Texting Costs More than Sending a Message via Paper Mail

I wrote about the disgusting markup on text messages before, but here’s an even better illustration:

Google says 250 is considered the standard words per page measurement, and a sheet of paper weighs about 4.5 grams. The U.S. postal service allows your letters to weigh up to 1 ounce before charging you more, which is just over 28 grams. So you could send 6 sheets of paper, minus 1 for the envelope. If you write on both sides that gives you 2500 words (10 pages x 250 words). Our letter therefore gives us ~14Kbytes for 41 cents. To transfer an MP3 using this method, we would be looking at about $119.95. To transfer 2,560 MP3s, that comes out to only $307,072. We would also need to take into consideration the bulk rate, but for the sake of argument (and because I don’t feel like figuring it out), let’s leave it where it’s at. The cost would drop dramatically if we compressed the data onto, say a DVD and our cost would be something more like $1.20.


TCP/IP: $1
TCP/SMS: $61,356,851.20
TCP/USPS: $307,072.00 (Bits written out on paper)

So getting a SMS delivered is bit for bit 200x more expensive than getting a message hand delivered to your doorstep anywhere in the United States.

What exactly justifies making SMS messages sixty one million times more expensive than ISP data and 200x more expensive than TCP/USPS? How come technology, communication, and infrastructure is getting cheaper while the costs of SMS messages are increasing exponentially? My theory: SMS messages are transfered over air made of solid gold.
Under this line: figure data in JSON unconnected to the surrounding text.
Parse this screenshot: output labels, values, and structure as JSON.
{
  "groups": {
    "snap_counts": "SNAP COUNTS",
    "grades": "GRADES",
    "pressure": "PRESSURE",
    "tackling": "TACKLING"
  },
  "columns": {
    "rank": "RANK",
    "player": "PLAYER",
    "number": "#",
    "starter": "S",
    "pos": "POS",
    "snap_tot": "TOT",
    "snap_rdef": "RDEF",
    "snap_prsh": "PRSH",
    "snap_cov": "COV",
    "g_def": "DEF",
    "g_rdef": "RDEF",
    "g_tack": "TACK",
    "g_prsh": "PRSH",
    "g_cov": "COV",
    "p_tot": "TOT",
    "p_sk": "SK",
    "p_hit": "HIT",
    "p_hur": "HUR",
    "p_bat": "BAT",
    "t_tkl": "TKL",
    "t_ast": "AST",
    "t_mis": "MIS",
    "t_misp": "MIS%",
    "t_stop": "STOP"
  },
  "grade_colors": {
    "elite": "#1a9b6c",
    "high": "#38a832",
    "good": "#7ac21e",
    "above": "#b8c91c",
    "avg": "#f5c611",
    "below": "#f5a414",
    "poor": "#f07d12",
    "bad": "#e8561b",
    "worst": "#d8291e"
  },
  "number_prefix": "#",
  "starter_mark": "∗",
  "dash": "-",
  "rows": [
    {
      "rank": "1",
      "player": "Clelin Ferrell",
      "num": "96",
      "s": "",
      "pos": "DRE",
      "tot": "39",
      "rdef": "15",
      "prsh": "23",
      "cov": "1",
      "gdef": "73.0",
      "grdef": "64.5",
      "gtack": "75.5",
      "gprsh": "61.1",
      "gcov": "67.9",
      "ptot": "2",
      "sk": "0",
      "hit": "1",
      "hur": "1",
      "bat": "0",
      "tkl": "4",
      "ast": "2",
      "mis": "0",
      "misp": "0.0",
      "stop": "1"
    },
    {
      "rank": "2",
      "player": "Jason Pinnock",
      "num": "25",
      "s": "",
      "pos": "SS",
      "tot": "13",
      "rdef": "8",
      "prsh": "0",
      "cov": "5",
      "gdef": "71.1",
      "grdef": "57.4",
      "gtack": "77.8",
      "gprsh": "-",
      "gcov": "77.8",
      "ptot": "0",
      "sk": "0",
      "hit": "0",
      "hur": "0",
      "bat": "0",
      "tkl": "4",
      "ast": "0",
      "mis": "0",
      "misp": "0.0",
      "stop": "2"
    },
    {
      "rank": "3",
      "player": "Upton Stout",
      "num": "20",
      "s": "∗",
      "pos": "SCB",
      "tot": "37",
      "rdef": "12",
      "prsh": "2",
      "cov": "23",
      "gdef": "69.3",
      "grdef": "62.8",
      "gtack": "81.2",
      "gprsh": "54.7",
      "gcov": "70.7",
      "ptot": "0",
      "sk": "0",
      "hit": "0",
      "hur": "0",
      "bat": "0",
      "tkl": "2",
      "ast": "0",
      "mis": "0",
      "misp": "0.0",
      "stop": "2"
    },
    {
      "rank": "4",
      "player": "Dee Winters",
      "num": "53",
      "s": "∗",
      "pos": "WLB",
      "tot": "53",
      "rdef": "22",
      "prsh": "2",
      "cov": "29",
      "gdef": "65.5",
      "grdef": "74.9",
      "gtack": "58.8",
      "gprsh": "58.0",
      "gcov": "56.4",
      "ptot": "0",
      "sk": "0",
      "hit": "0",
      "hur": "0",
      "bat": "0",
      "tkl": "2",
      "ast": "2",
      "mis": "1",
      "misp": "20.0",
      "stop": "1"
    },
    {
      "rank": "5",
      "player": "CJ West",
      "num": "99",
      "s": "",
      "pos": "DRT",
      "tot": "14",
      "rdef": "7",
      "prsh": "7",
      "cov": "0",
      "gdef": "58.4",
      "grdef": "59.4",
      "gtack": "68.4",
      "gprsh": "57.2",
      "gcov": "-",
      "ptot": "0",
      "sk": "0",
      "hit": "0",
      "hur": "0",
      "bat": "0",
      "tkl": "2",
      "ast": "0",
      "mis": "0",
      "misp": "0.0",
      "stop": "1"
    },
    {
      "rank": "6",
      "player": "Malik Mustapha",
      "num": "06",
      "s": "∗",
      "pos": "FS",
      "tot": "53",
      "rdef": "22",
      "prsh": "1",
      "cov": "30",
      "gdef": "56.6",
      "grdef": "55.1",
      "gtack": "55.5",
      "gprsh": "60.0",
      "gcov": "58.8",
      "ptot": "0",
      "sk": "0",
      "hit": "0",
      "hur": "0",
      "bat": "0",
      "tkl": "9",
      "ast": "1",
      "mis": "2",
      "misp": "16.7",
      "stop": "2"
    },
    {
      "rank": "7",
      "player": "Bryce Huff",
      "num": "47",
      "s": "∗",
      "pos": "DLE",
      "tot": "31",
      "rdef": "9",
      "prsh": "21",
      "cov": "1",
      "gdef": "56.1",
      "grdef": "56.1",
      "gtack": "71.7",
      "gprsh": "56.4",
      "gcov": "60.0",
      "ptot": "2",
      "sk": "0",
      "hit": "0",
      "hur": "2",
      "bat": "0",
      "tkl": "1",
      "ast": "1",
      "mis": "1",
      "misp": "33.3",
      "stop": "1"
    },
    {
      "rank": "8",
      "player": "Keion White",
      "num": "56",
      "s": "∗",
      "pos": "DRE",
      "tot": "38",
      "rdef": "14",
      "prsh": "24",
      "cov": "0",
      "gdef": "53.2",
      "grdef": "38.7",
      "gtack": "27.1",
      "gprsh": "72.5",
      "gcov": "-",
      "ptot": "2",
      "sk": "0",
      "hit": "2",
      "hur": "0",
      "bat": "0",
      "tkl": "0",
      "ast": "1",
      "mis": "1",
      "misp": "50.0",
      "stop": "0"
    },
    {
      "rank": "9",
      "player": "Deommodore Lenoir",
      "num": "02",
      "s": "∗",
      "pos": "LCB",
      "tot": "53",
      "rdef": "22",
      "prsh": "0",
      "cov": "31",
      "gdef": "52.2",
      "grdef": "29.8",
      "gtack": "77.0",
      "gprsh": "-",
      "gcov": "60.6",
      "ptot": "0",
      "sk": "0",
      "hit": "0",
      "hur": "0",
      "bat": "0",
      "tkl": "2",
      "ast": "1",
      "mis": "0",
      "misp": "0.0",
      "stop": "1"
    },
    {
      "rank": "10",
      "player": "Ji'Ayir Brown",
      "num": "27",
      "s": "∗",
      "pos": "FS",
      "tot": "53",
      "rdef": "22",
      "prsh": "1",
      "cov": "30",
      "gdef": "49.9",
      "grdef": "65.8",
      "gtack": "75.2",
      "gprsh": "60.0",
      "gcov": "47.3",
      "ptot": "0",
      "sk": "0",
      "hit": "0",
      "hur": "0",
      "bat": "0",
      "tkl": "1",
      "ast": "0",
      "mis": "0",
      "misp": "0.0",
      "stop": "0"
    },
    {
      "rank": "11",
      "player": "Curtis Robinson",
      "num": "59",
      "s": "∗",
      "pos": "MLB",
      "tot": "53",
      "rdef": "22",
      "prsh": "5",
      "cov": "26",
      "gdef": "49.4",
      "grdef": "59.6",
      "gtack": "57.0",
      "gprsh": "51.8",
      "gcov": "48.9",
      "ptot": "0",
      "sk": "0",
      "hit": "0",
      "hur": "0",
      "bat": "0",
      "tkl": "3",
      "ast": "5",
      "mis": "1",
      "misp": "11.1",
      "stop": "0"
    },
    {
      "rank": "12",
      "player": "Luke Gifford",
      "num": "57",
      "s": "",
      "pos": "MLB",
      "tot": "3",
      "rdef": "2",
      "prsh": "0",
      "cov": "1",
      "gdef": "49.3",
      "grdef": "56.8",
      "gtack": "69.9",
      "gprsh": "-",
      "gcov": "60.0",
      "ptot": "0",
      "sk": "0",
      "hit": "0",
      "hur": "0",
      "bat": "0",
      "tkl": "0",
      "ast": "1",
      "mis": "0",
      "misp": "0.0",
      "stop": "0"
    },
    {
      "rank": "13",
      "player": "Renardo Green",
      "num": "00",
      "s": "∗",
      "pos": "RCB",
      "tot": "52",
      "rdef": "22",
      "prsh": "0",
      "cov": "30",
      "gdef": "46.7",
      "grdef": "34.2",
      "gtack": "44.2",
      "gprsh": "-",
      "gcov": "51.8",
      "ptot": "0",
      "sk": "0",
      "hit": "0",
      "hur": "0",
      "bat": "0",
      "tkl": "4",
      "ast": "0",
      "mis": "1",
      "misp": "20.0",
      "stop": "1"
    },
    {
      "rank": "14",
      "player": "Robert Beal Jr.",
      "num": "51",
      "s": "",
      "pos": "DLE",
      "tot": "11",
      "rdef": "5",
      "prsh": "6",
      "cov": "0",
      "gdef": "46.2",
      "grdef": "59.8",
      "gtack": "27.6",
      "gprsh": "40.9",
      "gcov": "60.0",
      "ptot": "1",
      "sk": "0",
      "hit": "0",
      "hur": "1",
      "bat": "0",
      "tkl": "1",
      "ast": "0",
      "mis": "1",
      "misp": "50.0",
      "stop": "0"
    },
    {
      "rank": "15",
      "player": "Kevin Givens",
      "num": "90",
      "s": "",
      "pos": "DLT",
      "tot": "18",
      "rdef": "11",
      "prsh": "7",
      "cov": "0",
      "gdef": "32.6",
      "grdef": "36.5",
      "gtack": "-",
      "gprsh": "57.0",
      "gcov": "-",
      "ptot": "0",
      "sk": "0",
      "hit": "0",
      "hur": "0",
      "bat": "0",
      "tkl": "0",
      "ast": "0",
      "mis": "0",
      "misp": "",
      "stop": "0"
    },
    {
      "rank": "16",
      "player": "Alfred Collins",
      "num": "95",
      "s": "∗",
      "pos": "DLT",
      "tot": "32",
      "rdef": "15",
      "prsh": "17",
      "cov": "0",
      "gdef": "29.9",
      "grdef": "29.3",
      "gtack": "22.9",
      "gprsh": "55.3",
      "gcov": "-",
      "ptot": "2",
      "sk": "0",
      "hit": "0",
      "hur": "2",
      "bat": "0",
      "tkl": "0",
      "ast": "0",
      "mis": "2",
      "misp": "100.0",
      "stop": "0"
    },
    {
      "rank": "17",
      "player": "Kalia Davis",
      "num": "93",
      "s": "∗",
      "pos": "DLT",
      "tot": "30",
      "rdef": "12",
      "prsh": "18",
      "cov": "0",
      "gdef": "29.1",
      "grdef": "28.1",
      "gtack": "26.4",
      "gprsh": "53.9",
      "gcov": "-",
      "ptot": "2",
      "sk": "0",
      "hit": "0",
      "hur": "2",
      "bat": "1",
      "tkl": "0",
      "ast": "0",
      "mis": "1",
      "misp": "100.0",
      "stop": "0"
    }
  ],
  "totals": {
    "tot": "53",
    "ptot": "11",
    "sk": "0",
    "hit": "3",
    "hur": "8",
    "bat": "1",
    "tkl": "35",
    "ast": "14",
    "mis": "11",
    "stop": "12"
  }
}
It’s an absurd monopoly- I can send gigabytes of pictures and even video over the air on my flat-rate data plan, and SMS for free via Google or a host of other online services, but if I want to get a tenth of a kilobyte to a buddy’s phone, I get charged a 30,000% markup.

I’m all for lasseiz-faire in most market sectors, but the barriers to entry and high infrastructure outlay for telecoms makes this more like a public utility than a standard market good, and we could do with some basic regulation.